Le président de l’Université Laurentienne grillé par les députés du Nord de l’Ontario au comité des Communes

Le recteur de l’Université Laurentienne a été convoqué mardi à un comité de la Chambre des communes pour discuter de la formation des sages-femmes autochtones, mais il a été confronté à des questions pointues sur les finances de l’école et ses compressions de personnel et de programmes.

Les députés du Nord de l’Ontario membres du Comité permanent de la condition féminine voulaient en savoir plus sur Robert Haché sur la façon dont l’université s’est retrouvée dans la protection contre les créanciers, ce qui a entraîné la mise à pied de plus de 100 employés.

Lors de la réunion virtuelle, Charlie Angus, néo-démocrate représentant Timmins-Baie James, voulait savoir comment Haché était passé de dire aux étudiants au printemps dernier que l’université était proche, d’équilibrer son budget et de supprimer des dizaines de programmes moins d’un an plus tard.

“Vous ne nous dites rien ici. N’étiez-vous pas au courant qu’il y avait de la dette ou utilisiez-vous ce processus pour d’autres raisons?” Demanda Angus.

Haché a répondu: “Eh bien, il fallait simplement que nous ayons un budget équilibré. À ce moment-là, la Laurentienne n’avait aucune capacité supplémentaire pour contracter des dettes supplémentaires.”

Il a déclaré que pendant des années, la Laurentienne avait «la plus mauvaise santé financière de toutes les universités de la province» et que le personnel «travaillait très fort» avant la pandémie pour respecter le «budget prévu», mais qu’après le COVID, il «n’en avait tout simplement plus». chambre.”

Haché dit que si la pandémie a eu un grand impact sur les finances de l’école, l’insolvabilité était au moins une décennie en cours. (Parlement du Canada)

Angus voulait également savoir si la Laurentienne avait demandé réparation aux gouvernements provincial ou fédéral lorsqu’elle a découvert l’étendue du trou financier dont elle devait sortir.

“Le ministre Romano vous a-t-il dit que vous étiez seul ou au gouvernement fédéral? Je ne peux pas imaginer qu’ils aient tous simplement dit:” Hé bien, peu importe. Nous verrons tout démoli “”, a déclaré Angus à la réunion virtuelle du comité mardi.

Haché a déclaré que la Laurentienne avait eu «de longues conversations» avec la province, ainsi qu’avec des représentants fédéraux, dans les mois précédant le dépôt du dossier d’insolvabilité le 1er février.

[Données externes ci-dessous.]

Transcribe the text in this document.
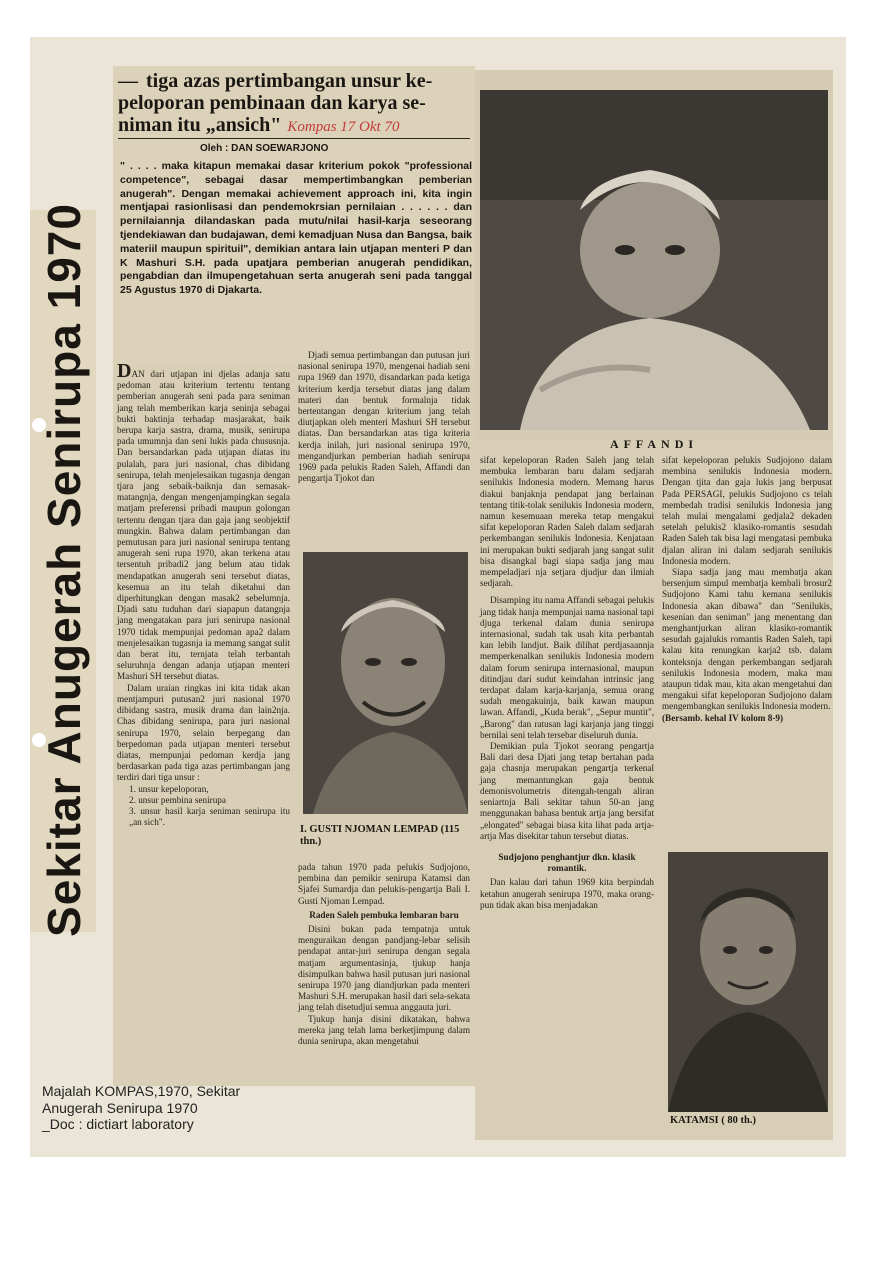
Sekitar Anugerah Senirupa 1970
— tiga azas pertimbangan unsur ke-
peloporan pembinaan dan karya se-
niman itu „ansich" Kompas 17 Okt 70
Oleh : DAN SOEWARJONO
" . . . . maka kitapun memakai dasar kriterium pokok "professional competence", sebagai dasar mempertimbangkan pemberian anugerah". Dengan memakai achievement approach ini, kita ingin mentjapai rasionlisasi dan pendemokrsian pernilaian . . . . . . dan pernilaiannja dilandaskan pada mutu/nilai hasil-karja seseorang tjendekiawan dan budajawan, demi kemadjuan Nusa dan Bangsa, baik materiil maupun spirituil", demikian antara lain utjapan menteri P dan K Mashuri S.H. pada upatjara pemberian anugerah pendidikan, pengabdian dan ilmupengetahuan serta anugerah seni pada tanggal 25 Agustus 1970 di Djakarta.

DAN dari utjapan ini djelas adanja satu pedoman atau kriterium tertentu tentang pemberian anugerah seni pada para seniman jang telah memberikan karja seninja sebagai bukti baktinja terhadap masjarakat, baik berupa karja sastra, drama, musik, senirupa pada umumnja dan seni lukis pada chususnja. Dan bersandarkan pada utjapan diatas itu pulalah, para juri nasional, chas dibidang senirupa, telah menjelesaikan tugasnja dengan tjara jang sebaik-baiknja dan semasak-matangnja, dengan mengenjampingkan segala matjam preferensi pribadi maupun golongan tertentu dengan tjara dan gaja jang seobjektif mungkin. Bahwa dalam pertimbangan dan pemutusan para juri nasional senirupa tentang anugerah seni rupa 1970, akan terkena atau tersentuh pribadi2 jang belum atau tidak mendapatkan anugerah seni tersebut diatas, kesemua an itu telah diketahui dan diperhitungkan dengan masak2 sebelumnja. Djadi satu tuduhan dari siapapun datangnja jang mengatakan para juri senirupa nasional 1970 tidak mempunjai pedoman apa2 dalam menjelesaikan tugasnja ia memang sangat sulit dan berat itu, ternjata telah terbantah seluruhnja dengan adanja utjapan menteri Mashuri SH tersebut diatas.

Dalam uraian ringkas ini kita tidak akan mentjampuri putusan2 juri nasional 1970 dibidang sastra, musik drama dan lain2nja. Chas dibidang senirupa, para juri nasional senirupa 1970, selain berpegang dan berpedoman pada utjapan menteri tersebut diatas, mempunjai pedoman kerdja jang berdasarkan pada tiga azas pertimbangan jang terdiri dari tiga unsur :

1. unsur kepeloporan,
2. unsur pembina senirupa
3. unsur hasil karja seniman senirupa itu „an sich".

Djadi semua pertimbangan dan putusan juri nasional senirupa 1970, mengenai hadiah seni rupa 1969 dan 1970, disandarkan pada ketiga kriterium kerdja tersebut diatas jang dalam materi dan bentuk formalnja tidak bertentangan dengan kriterium jang telah diutjapkan oleh menteri Mashuri SH tersebut diatas. Dan bersandarkan atas tiga kriteria kerdja inilah, juri nasional senirupa 1970, mengandjurkan pemberian hadiah senirupa 1969 pada pelukis Raden Saleh, Affandi dan pengartja Tjokot dan

I. GUSTI NJOMAN LEMPAD (115 thn.)

pada tahun 1970 pada pelukis Sudjojono, pembina dan pemikir senirupa Katamsi dan Sjafei Sumardja dan pelukis-pengartja Bali I. Gusti Njoman Lempad.

Raden Saleh pembuka lembaran baru

Disini bukan pada tempatnja untuk menguraikan dengan pandjang-lebar selisih pendapat antar-juri senirupa dengan segala matjam argumentasinja, tjukup hanja disimpulkan bahwa hasil putusan juri nasional senirupa 1970 jang diandjurkan pada menteri Mashuri S.H. merupakan hasil dari sela-sekata jang telah disetudjui semua anggauta juri.

Tjukup hanja disini dikatakan, bahwa mereka jang telah lama berketjimpung dalam dunia senirupa, akan mengetahui

AFFANDI

sifat kepeloporan Raden Saleh jang telah membuka lembaran baru dalam sedjarah senilukis Indonesia modern. Memang harus diakui banjaknja pendapat jang berlainan tentang titik-tolak senilukis Indonesia modern, namun kesemuaan mereka tetap mengakui sifat kepeloporan Raden Saleh dalam sedjarah perkembangan senilukis Indonesia. Kenjataan ini merupakan bukti sedjarah jang sangat sulit bisa disangkal bagi siapa sadja jang mau mempeladjari nja setjara djudjur dan ilmiah sedjarah.

Disamping itu nama Affandi sebagai pelukis jang tidak hanja mempunjai nama nasional tapi djuga terkenal dalam dunia senirupa internasional, sudah tak usah kita perbantah kan lebih landjut. Baik dilihat perdjasaannja memperkenalkan senilukis Indonesia modern dalam forum senirupa internasional, maupun ditindjau dari sudut keindahan intrinsic jang terdapat dalam karja-karjanja, semua orang sudah mengakuinja, baik kawan maupun lawan. Affandi, „Kuda berak", „Sepur muntit", „Barong" dan ratusan lagi karjanja jang tinggi bernilai seni telah tersebar diseluruh dunia.

Demikian pula Tjokot seorang pengartja Bali dari desa Djati jang tetap bertahan pada gaja chasnja merupakan pengartja terkenal jang memantungkan gaja bentuk demonisvolumetris ditengah-tengah aliran seniartnja Bali sekitar tahun 50-an jang menggunakan bahasa bentuk artja jang bersifat „elongated" sebagai biasa kita lihat pada artja-artja Mas disekitar tahun tersebut diatas.

Sudjojono penghantjur dkn. klasik romantik.

Dan kalau dari tahun 1969 kita berpindah ketahun anugerah senirupa 1970, maka orang-pun tidak akan bisa menjadakan

sifat kepeloporan pelukis Sudjojono dalam membina senilukis Indonesia modern. Dengan tjita dan gaja lukis jang berpusat Pada PERSAGI, pelukis Sudjojono cs telah membedah tradisi senilukis Indonesia jang telah mulai mengalami gedjala2 dekaden setelah pelukis2 klasiko-romantis sesudah Raden Saleh tak bisa lagi mengatasi pembuka djalan aliran ini dalam sedjarah senilukis Indonesia modern.

Siapa sadja jang mau membatja akan bersenjum simpul membatja kembali brosur2 Sudjojono Kami tahu kemana senilukis Indonesia akan dibawa" dan "Senilukis, kesenian dan seniman" jang menentang dan menghantjurkan aliran klasiko-romantik sesudah gajalukis romantis Raden Saleh, tapi kalau kita renungkan karja2 tsb. dalam konteksnja dengan perkembangan sedjarah senilukis Indonesia modern, maka mau ataupun tidak mau, kita akan mengetahui dan mengakui sifat kepeloporan Sudjojono dalam mengembangkan senilukis Indonesia modern.

(Bersamb. kehal IV kolom 8-9)
KATAMSI ( 80 th.)
Majalah KOMPAS,1970, Sekitar
Anugerah Senirupa 1970
_Doc : dictiart laboratory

Charlie Angus, député néo-démocrate de Timmins-Baie James, a demandé pourquoi la Laurentienne prétendait retrouver l’équilibre budgétaire quelques mois à peine avant de laisser tomber la «bombe» de la protection contre les créanciers. (Parlement du Canada)

“Je ne peux pas commenter le processus de prise de décision du côté gouvernemental”, a-t-il déclaré.

Marc Serré, député libéral de Nickel Belt, a déclaré à Haché que beaucoup dans le Nord ont un «gros problème avec le processus qui a été suivi et la transparence».

Il craignait particulièrement que «l’un des plus beaux campus du Canada» ne soit vendu en morceaux.

La Laurentienne a réduit considérablement ses programmes depuis qu’elle est devenue insolvable en vertu de la Loi sur les arrangements avec les créanciers des compagnies (LACC) et qu’elle a subi une restructuration pour régler ses problèmes financiers tout en continuant à fonctionner.

Haché a déclaré que la Laurentienne a le «devoir» de revoir l’espace dont elle dispose et de voir si une partie est «vraiment excédentaire» par rapport aux besoins des étudiants.

«Je ne parle pas nécessairement des terres de l’université, mais vraiment axé sur l’infrastructure physique en termes de bâtiments et de structures qui pourraient avoir d’autres objectifs qui pourraient profiter à l’université à l’avenir», a-t-il déclaré.

Le député libéral de Nickel Belt, Marc Serré, s’inquiète du fait que la Laurentienne vende des morceaux de «l’un des plus beaux campus» au Canada. (Parlement du Canada)

Serré a également posé des questions sur la suppression du programme de sages-femmes, qui permettra aux étudiants de terminer leurs études dans les universités du sud de l’Ontario. Le député a déclaré que les autres écoles avaient peu d’expérience dans la formation des étudiants aux réalités francophones, autochtones et rurales du Nord.

Haché a déclaré que l’université n’avait “pas d’autre choix” que de supprimer les sages-femmes, puisque le programme “nous a coûté plus cher à fournir que ce que nous récupérions en revenus”. Mais il a admis que donner aux étudiants la possibilité de terminer leurs cours en français est un «défi».